Another thing to consider when thinking about toilet training is about any up and coming changes in their little lives. Whilst I don’t agree that you need to plan toilet training around time at home it is important to think about what else is going on for them. Like with anything too many changes in their lives in short space of time can be overwhelming.
Tips for getting toilet training ready –
- Teach them words or gestures that they can use to indicate that they need the toilet.
- When changing their nappy ask them if it’s wet or dirty.
- Let your child try sitting on the potty or toilet so that they can get used to it.
- Let your child watch you or another trusted grown up go toilet and talk to them about what you are doing.
- Involve them in buying any equipment that you need and their knickers/pants.
- Ensure that your child is eating plenty of fibre and drinking plenty of water to ensure that they don’t become constipated.
Starting Toilet Training
Once you start toilet training its important to remember that it may take days, weeks or even months. The key is not push your child and let them go at their own pace.
I don’t believe that toilet training should take place when you know you have a couple of days when you will be home. Although, it is important that if you are out and about you make time for visits to the toilet and that you aren’t to far away from one.
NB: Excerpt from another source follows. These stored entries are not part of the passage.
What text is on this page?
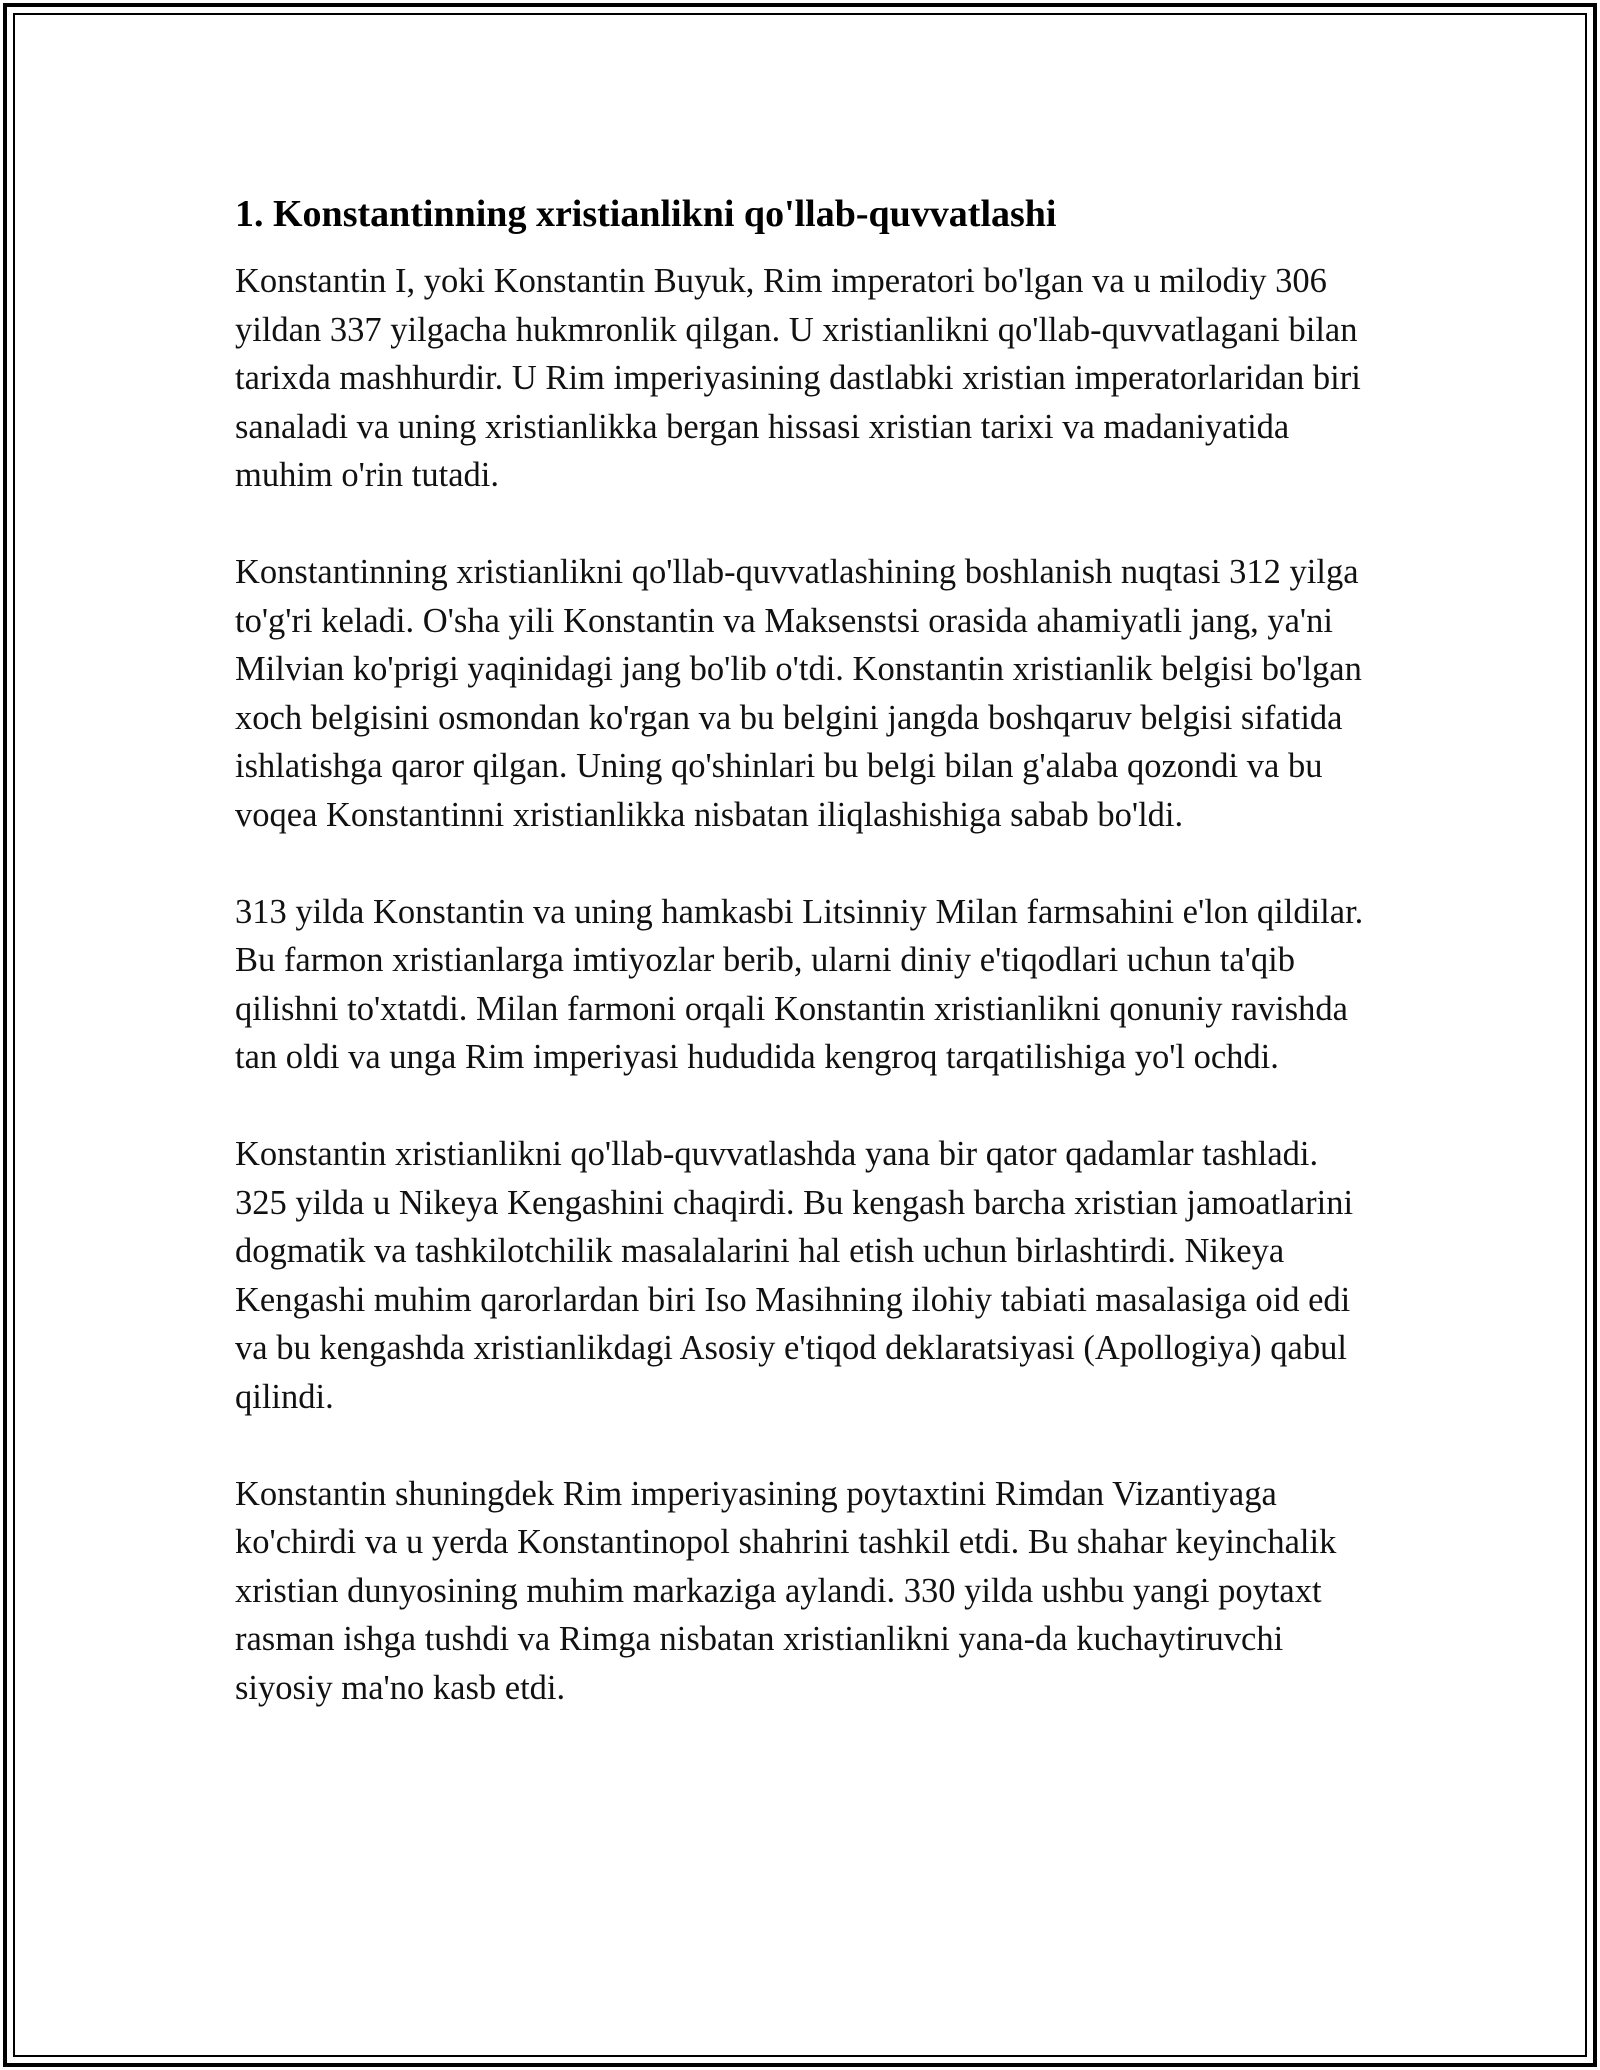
1. Konstantinning xristianlikni qo'llab-quvvatlashi

Konstantin I, yoki Konstantin Buyuk, Rim imperatori bo'lgan va u milodiy 306 yildan 337 yilgacha hukmronlik qilgan. U xristianlikni qo'llab-quvvatlagani bilan tarixda mashhurdir. U Rim imperiyasining dastlabki xristian imperatorlaridan biri sanaladi va uning xristianlikka bergan hissasi xristian tarixi va madaniyatida muhim o'rin tutadi.

Konstantinning xristianlikni qo'llab-quvvatlashining boshlanish nuqtasi 312 yilga to'g'ri keladi. O'sha yili Konstantin va Maksenstsi orasida ahamiyatli jang, ya'ni Milvian ko'prigi yaqinidagi jang bo'lib o'tdi. Konstantin xristianlik belgisi bo'lgan xoch belgisini osmondan ko'rgan va bu belgini jangda boshqaruv belgisi sifatida ishlatishga qaror qilgan. Uning qo'shinlari bu belgi bilan g'alaba qozondi va bu voqea Konstantinni xristianlikka nisbatan iliqlashishiga sabab bo'ldi.

313 yilda Konstantin va uning hamkasbi Litsinniy Milan farmsahini e'lon qildilar. Bu farmon xristianlarga imtiyozlar berib, ularni diniy e'tiqodlari uchun ta'qib qilishni to'xtatdi. Milan farmoni orqali Konstantin xristianlikni qonuniy ravishda tan oldi va unga Rim imperiyasi hududida kengroq tarqatilishiga yo'l ochdi.

Konstantin xristianlikni qo'llab-quvvatlashda yana bir qator qadamlar tashladi. 325 yilda u Nikeya Kengashini chaqirdi. Bu kengash barcha xristian jamoatlarini dogmatik va tashkilotchilik masalalarini hal etish uchun birlashtirdi. Nikeya Kengashi muhim qarorlardan biri Iso Masihning ilohiy tabiati masalasiga oid edi va bu kengashda xristianlikdagi Asosiy e'tiqod deklaratsiyasi (Apollogiya) qabul qilindi.

Konstantin shuningdek Rim imperiyasining poytaxtini Rimdan Vizantiyaga ko'chirdi va u yerda Konstantinopol shahrini tashkil etdi. Bu shahar keyinchalik xristian dunyosining muhim markaziga aylandi. 330 yilda ushbu yangi poytaxt rasman ishga tushdi va Rimga nisbatan xristianlikni yana-da kuchaytiruvchi siyosiy ma'no kasb etdi.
- Sit your child on the toilet or potty at when you have noticed they usually do a poo.
- Look out for signs that they may need the toilet – going quite and changes in posture are common signs.
- If they haven’t done anything within 2-3 minutes of sitting on the toilet/potty take them off. It can feel like a punishment if they are left to sit on the toilet/potty for long periods of time.
Encouraging and reminding your child:
- To begin with they may need encouragement to go to the toilet every 30 minutes or two. You can reduce this if they are having accidents and then gradually leave longer gaps when they are getting the hang of it.
- Praise your child for trying even if they don’t do anything.
- When they do have accidents try not to get frustrated. Children don’t usually have accidents on purpose, just clean it up, give them some reassurance and carry on.
I hope you find these pointers helpful. If at any time your worried about how your child is adapting to toilet training talk to your Health visitor or GP.